Alors que l'électricité ne cesse d'augmenter, j'ai diminuée ma facture de 100 € en un an, lampes économies d'énergie, ampoules à LED.
Pour les voitures, il existe bien sur les voitures électriques, celles à air comprimé, les véhicules Diesel non à injection directe qui fonctionnent à l'huile de
colza pure.
Nous sommes à l'heure où chacun doit prendre conscience que notre Terre est en danger grave, et que nous l'avons abimée en un siècle.
Recyclez vos portables en changeant de batteries plutôt que d'en acheter un neuf, ce que je viens de faire, pour construire un portable, il faut remuer environ 500
kgs de roche pour y mettre tous les composants intervenant dans sa fabrication, peu de gens le savent hélas.
Recyclons nos déchets, compostons, désherbons à la main; nous empruntons notre planète aux générations futures !
L'article du Monde que je publie ci dessous sur le pétrôle est un avetrissement qu'il me parait utile de prendre en compte rapidement.
Le temps du pétrole abondant et bon marché sera très bientôt derrière nous. C'est le cri d'alarme du docteur Fatih Birol, chef économiste à l'Agence internationale de l'énergie, organisme basé à Paris. Dans un entretien accordé au journaliste
Steve Connor du quotidien britannique The
Independent, le spécialiste chargé de mesurer les possibilités d'approvisionnement des pays de l'OCDE donne une évaluation très pessimiste des réserves de pétrole à l'échelle de la
planète.
Selon lui la production mondiale devrait atteindre son niveau maximum dans une dizaine d'années, c'est-à-dire au moins dix ans
plus tôt que prévu par la plupart des estimations des pays de l'OCDE. Pis, les trois quarts des sites pétroliers auraient déjà atteint cette capacité maximale et seraient sur le déclin, un déclin
lui aussi plus rapide que prévu. Aggravé par un sous-investissement chronique des pays producteurs dans leurs infrastructures, la pénurie de pétrole pourrait "compromettre tout espoir de
reprise après la crise économique actuelle", a déclaré le Dr Birol au journal. Il ajoute que cet "oil crunch" devrait se traduire par une augmentation durable du prix du baril car
la demande continue à augmenter et devrait même dépasser l'offre disponible dès l'année 2010.

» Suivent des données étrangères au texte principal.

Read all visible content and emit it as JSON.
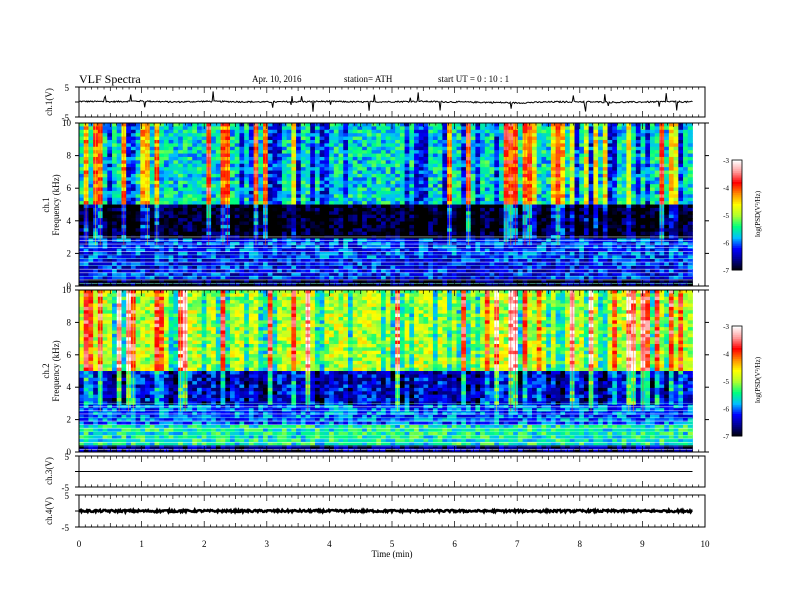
{
  "header": {
    "title": "VLF  Spectra",
    "date": "Apr. 10, 2016",
    "station": "station= ATH",
    "start": "start  UT  =    0 : 10 : 1"
  },
  "chart_data": [
    {
      "type": "line",
      "panel": "ch1-waveform",
      "ylabel": "ch.1(V)",
      "ylim": [
        -5,
        5
      ],
      "yticks": [
        "5",
        "-5"
      ],
      "xlim": [
        0,
        10
      ],
      "x": [
        0,
        0.5,
        1,
        1.5,
        2,
        2.5,
        3,
        3.5,
        4,
        4.5,
        5,
        5.5,
        6,
        6.5,
        7,
        7.5,
        8,
        8.5,
        9,
        9.5,
        9.8
      ],
      "values": [
        0.2,
        0.1,
        0.3,
        0.0,
        0.2,
        0.1,
        0.0,
        0.1,
        0.2,
        0.0,
        0.1,
        0.2,
        0.0,
        -0.1,
        -0.3,
        0.0,
        0.1,
        -0.1,
        0.0,
        0.1,
        0.0
      ],
      "color": "#000000"
    },
    {
      "type": "heatmap",
      "panel": "ch1-spectrogram",
      "ylabel": [
        "ch.1",
        "Frequency  (kHz)"
      ],
      "ylim": [
        0,
        10
      ],
      "yticks": [
        "0",
        "2",
        "4",
        "6",
        "8",
        "10"
      ],
      "xlim": [
        0,
        10
      ],
      "data_end_min": 9.8,
      "colorbar_label": "log(PSD(V²/Hz)",
      "colorbar_range": [
        -7,
        -3
      ],
      "colorbar_ticks": [
        "-3",
        "-4",
        "-5",
        "-6",
        "-7"
      ],
      "colormap": [
        "#000000",
        "#00008b",
        "#0000ff",
        "#00bfff",
        "#00ff7f",
        "#adff2f",
        "#ffff00",
        "#ff8c00",
        "#ff0000",
        "#ff9a9a",
        "#ffffff"
      ],
      "bands": [
        {
          "from_khz": 0.0,
          "to_khz": 0.4,
          "level": -6.8
        },
        {
          "from_khz": 0.4,
          "to_khz": 1.6,
          "level": -6.2
        },
        {
          "from_khz": 1.6,
          "to_khz": 3.0,
          "level": -6.1
        },
        {
          "from_khz": 3.0,
          "to_khz": 5.0,
          "level": -6.9
        },
        {
          "from_khz": 5.0,
          "to_khz": 10.0,
          "level": -5.6
        }
      ]
    },
    {
      "type": "heatmap",
      "panel": "ch2-spectrogram",
      "ylabel": [
        "ch.2",
        "Frequency  (kHz)"
      ],
      "ylim": [
        0,
        10
      ],
      "yticks": [
        "0",
        "2",
        "4",
        "6",
        "8",
        "10"
      ],
      "xlim": [
        0,
        10
      ],
      "data_end_min": 9.8,
      "colorbar_label": "log(PSD(V²/Hz)",
      "colorbar_range": [
        -7,
        -3
      ],
      "colorbar_ticks": [
        "-3",
        "-4",
        "-5",
        "-6",
        "-7"
      ],
      "colormap": [
        "#000000",
        "#00008b",
        "#0000ff",
        "#00bfff",
        "#00ff7f",
        "#adff2f",
        "#ffff00",
        "#ff8c00",
        "#ff0000",
        "#ff9a9a",
        "#ffffff"
      ],
      "bands": [
        {
          "from_khz": 0.0,
          "to_khz": 0.4,
          "level": -6.6
        },
        {
          "from_khz": 0.4,
          "to_khz": 1.6,
          "level": -5.5
        },
        {
          "from_khz": 1.6,
          "to_khz": 3.0,
          "level": -6.0
        },
        {
          "from_khz": 3.0,
          "to_khz": 5.0,
          "level": -6.3
        },
        {
          "from_khz": 5.0,
          "to_khz": 10.0,
          "level": -4.9
        }
      ]
    },
    {
      "type": "line",
      "panel": "ch3-waveform",
      "ylabel": "ch.3(V)",
      "ylim": [
        -5,
        5
      ],
      "yticks": [
        "5",
        "-5"
      ],
      "xlim": [
        0,
        10
      ],
      "x": [
        0,
        9.8
      ],
      "values": [
        0,
        0
      ],
      "color": "#000000"
    },
    {
      "type": "line",
      "panel": "ch4-waveform",
      "ylabel": "ch.4(V)",
      "ylim": [
        -5,
        5
      ],
      "yticks": [
        "5",
        "-5"
      ],
      "xlim": [
        0,
        10
      ],
      "x": [
        0,
        9.8
      ],
      "values": [
        0,
        0
      ],
      "color": "#000000"
    }
  ],
  "xaxis": {
    "label": "Time  (min)",
    "ticks": [
      "0",
      "1",
      "2",
      "3",
      "4",
      "5",
      "6",
      "7",
      "8",
      "9",
      "10"
    ]
  }
}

Jeremy Legget, un entrepreneur spécialiste des questions environnementales également cité par The Independent, craint
quant à lui que la pénurie n'incite les compagnies pétrolières et les gouvernements à se tourner vers des alternatives polluantes, comme les sables bitumineux du Canada. Leur exploitation induit
une très forte production de dioxyde de carbone et aggraverait le changement climatique. La recherche d'énergies renouvelables et propres apparaît selon lui comme une priorité, à la fois pour des
raisons écologiques mais aussi pour pallier le tarissement des énergies fossiles à plus ou moins long terme.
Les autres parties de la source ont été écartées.